If you can find a vendor that will allow you to try out a couple of products then you will get your match. But the problem i find is once you open the box you own it. No return or exchange. And this is with flipkart, so forget about smaller shops.
with ddwrt though and if i touch 14k budget, i can have 2 usbs, dual concurrent bands and hdd streaming, 3g connection facility + fabulous coverage and throughput in n66 asus.. but 14k is a bit too much right now..
I'm looking at the wndr 3800 currently, it only has 1 usb but you can attach a hub so its not limited.

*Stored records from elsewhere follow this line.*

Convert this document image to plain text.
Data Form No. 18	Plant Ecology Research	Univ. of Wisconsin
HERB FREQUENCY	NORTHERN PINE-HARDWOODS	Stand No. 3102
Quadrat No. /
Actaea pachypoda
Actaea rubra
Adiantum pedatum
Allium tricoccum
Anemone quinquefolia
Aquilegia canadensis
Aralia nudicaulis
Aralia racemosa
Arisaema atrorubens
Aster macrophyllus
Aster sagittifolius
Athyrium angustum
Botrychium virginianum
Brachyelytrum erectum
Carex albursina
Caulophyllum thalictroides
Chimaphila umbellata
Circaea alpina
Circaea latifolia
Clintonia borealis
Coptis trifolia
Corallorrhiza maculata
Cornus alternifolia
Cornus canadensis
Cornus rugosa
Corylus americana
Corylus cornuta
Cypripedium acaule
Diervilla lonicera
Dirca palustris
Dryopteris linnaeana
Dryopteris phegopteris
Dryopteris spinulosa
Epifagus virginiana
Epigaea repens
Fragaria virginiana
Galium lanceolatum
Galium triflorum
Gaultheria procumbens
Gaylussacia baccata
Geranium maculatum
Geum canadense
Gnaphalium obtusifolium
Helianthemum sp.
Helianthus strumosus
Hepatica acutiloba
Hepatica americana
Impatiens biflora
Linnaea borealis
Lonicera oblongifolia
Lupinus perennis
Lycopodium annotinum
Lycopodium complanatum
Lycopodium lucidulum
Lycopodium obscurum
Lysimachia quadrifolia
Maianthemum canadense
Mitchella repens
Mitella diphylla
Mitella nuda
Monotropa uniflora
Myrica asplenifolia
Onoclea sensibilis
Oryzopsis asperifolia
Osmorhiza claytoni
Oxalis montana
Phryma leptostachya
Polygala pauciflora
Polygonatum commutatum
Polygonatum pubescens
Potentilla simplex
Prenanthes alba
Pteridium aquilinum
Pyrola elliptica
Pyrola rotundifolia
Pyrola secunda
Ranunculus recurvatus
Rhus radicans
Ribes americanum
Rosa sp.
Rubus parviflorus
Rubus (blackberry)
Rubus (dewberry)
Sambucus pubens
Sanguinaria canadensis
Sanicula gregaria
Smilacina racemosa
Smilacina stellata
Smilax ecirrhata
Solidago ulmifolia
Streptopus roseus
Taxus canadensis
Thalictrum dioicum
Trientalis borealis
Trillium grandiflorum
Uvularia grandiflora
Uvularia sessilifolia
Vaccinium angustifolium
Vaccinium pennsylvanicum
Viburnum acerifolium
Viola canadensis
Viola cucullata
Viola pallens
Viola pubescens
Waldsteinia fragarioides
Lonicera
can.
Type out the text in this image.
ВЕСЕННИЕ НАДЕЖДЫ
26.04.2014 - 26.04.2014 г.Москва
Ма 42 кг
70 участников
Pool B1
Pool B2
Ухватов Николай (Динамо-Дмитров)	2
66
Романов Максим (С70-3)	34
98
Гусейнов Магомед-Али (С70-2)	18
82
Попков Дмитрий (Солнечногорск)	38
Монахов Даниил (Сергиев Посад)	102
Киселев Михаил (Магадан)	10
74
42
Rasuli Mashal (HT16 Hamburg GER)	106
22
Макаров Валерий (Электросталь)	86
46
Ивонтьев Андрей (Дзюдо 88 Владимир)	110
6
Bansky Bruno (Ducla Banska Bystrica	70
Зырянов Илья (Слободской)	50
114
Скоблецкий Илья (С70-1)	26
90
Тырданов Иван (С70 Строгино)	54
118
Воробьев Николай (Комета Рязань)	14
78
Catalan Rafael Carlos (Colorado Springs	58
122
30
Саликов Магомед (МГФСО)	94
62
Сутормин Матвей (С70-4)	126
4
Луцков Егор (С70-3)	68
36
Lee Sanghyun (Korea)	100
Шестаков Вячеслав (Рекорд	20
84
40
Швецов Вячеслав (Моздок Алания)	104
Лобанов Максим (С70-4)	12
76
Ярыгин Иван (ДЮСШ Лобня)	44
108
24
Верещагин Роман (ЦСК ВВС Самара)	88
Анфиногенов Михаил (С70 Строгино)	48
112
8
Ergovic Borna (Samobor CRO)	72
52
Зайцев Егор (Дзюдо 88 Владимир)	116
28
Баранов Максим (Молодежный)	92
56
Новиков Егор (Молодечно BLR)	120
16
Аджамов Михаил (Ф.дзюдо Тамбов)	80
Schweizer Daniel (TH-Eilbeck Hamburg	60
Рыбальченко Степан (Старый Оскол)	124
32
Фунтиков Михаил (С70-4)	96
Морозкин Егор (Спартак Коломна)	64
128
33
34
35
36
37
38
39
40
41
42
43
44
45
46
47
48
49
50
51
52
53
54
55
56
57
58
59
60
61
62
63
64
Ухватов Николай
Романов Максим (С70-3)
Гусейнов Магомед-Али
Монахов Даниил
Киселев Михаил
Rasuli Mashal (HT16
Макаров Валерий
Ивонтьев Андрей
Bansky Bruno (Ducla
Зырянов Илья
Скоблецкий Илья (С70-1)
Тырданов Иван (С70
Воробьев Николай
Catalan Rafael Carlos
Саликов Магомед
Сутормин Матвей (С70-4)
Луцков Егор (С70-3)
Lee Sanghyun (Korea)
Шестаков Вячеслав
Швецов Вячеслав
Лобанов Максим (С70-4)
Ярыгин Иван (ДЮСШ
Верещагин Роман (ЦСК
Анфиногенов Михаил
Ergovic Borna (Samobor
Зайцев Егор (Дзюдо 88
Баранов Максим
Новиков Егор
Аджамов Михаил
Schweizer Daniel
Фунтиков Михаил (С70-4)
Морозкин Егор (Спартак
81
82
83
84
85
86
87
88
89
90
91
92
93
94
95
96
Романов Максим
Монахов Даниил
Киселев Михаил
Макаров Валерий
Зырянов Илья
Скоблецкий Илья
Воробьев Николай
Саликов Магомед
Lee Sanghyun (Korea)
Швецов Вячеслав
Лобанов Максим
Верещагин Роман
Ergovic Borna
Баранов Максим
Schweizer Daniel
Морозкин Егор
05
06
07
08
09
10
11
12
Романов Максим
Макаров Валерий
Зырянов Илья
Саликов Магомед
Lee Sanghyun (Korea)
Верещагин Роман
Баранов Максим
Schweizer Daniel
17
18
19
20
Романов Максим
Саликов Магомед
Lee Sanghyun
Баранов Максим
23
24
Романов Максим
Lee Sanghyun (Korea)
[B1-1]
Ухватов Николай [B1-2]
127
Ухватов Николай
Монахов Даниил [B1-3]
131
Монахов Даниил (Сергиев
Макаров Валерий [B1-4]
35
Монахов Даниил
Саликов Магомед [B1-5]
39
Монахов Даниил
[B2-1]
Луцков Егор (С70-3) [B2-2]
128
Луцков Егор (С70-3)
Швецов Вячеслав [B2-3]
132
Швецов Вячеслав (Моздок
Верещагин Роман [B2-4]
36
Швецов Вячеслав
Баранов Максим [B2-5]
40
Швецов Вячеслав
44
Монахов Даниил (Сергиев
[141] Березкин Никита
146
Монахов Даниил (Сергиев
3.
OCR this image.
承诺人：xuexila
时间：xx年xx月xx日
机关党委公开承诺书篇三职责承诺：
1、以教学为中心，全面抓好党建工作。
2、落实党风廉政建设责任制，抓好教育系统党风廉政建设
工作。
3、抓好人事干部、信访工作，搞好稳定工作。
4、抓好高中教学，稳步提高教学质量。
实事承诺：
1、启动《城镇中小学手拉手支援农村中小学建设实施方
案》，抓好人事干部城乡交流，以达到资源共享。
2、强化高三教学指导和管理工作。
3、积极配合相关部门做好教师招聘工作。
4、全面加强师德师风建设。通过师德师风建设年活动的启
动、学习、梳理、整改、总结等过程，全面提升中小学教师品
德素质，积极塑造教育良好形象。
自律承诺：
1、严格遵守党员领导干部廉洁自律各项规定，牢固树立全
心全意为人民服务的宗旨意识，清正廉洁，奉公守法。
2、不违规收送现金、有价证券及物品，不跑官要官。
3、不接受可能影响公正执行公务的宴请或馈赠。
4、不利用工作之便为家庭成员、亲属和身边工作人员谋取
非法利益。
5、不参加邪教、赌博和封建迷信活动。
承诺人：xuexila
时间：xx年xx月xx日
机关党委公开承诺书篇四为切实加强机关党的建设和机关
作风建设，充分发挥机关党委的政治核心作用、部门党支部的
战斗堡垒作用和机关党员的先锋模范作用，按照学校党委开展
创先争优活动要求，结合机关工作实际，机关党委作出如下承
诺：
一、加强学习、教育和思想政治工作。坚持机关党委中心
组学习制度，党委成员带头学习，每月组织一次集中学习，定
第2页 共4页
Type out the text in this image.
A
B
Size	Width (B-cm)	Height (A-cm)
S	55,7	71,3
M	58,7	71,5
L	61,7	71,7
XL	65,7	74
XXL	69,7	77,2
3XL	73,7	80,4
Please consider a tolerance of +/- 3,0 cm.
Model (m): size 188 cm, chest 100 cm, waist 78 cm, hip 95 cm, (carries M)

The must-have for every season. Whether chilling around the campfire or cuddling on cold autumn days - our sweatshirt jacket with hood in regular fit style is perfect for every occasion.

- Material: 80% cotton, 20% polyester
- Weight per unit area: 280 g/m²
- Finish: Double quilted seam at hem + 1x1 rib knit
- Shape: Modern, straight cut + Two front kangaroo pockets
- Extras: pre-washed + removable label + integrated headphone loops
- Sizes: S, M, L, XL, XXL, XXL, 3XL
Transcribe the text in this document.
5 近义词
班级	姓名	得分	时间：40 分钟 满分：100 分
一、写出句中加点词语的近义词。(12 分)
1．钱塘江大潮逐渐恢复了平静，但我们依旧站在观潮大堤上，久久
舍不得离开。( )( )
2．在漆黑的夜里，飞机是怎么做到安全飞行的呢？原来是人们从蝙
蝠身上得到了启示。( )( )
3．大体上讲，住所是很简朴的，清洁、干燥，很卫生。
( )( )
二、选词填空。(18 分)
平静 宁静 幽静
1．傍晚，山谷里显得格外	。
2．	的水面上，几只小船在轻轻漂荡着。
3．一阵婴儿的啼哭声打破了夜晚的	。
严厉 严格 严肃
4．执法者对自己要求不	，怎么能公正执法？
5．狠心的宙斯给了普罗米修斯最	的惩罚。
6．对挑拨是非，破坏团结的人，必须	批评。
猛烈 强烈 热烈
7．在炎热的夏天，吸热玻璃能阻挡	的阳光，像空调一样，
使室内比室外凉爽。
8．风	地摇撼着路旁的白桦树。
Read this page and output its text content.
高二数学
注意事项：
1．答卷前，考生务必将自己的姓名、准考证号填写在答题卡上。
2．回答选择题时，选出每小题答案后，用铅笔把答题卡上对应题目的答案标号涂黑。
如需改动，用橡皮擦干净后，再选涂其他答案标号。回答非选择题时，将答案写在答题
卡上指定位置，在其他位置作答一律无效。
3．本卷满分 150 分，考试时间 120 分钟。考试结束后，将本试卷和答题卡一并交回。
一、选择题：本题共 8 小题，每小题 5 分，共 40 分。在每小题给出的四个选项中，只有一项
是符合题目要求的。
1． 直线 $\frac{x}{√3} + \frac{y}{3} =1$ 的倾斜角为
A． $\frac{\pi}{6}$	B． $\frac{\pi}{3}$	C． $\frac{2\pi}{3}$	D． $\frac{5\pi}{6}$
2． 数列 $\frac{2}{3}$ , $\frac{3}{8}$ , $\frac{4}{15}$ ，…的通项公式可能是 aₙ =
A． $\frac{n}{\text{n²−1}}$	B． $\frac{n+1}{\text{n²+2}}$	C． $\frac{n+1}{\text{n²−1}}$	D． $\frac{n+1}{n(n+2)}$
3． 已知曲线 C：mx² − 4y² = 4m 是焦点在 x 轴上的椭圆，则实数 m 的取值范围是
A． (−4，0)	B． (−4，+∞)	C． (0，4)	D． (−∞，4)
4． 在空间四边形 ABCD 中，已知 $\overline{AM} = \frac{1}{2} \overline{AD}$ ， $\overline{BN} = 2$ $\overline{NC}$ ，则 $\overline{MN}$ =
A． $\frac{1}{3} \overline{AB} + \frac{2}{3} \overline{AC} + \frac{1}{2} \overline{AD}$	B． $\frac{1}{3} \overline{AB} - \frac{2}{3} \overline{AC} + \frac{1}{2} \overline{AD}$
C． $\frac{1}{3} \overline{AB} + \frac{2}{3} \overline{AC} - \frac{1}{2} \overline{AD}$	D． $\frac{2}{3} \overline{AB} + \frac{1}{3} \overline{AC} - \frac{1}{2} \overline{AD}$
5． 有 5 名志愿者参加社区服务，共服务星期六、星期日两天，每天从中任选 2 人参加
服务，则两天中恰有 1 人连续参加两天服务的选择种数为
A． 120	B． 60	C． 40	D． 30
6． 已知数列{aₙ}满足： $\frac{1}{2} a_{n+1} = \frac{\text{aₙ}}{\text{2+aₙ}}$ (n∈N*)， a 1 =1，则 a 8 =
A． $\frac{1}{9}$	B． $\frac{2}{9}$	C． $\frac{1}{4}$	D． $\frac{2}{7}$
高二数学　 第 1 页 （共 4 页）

You don't want to get a 3700 because the one that is being sold right now is a v3. The one everybody raved about was v1 & v2. What is the wndr 3800 ? its a v2 with double the RAM & flash and some cloud software. It runs open-wrt & dd-wrt. open-wrt seems to be more attractive to me at the moment but i'm still trying to figure out what attractive actually means.
Router manufacturers have this annoying habit of keeping the model number the same and changing the hardware underneath.
wndr 3700 v3 has no 3rd party support as it runs a broadcom chip whereas the wndr 3800 can use all the stuff that was done for the v2 with the atheros.
if i have to remain around 10k mark, trying to figure out whats best..
Harpreet has a conservative suggestion that i've seen in other threads. If you own the house then you can wire it as you see fit and buy cheap TP-links N300s and set up access points as you like. That will give you very good coverage but you will be limited to the 2.4Ghz band.
Now whether 2 or 3 tp-links does a better job than one powerful router is hard to say. Pratik seems to think otherwise, presumably he ran those tp-links with dd-wrt and still found them to be lacking.
Thing with many cheap components is its modular and easier to manage and cheap to maintain, one router goes, replace it. you still have a network. You main guy goes and you have nothing until you get a replacement from the service center. Asus IIANM has a 3 year warranty so thats not bad.
You need to conduct a site survey, so get a program like inSSIDer or wifi analyser and see how crowded the 2.4 ghz space where you live actually is. it might be very crowded in which case you will be better off with dual band or you might be very lucky and find its not very crowded at all in which case 2.4 ghz will work very well. It stretches a third of the way further than 5Ghz does.
The drawback here, if you're lucky to have a 2.4 ghz spectrum is that it only applies on the day you did the test, 6 months or a year from now more 2.4 networks might crop up and mess with your throughput. You will then wish you had got a dual band. So there is a hedge to consider.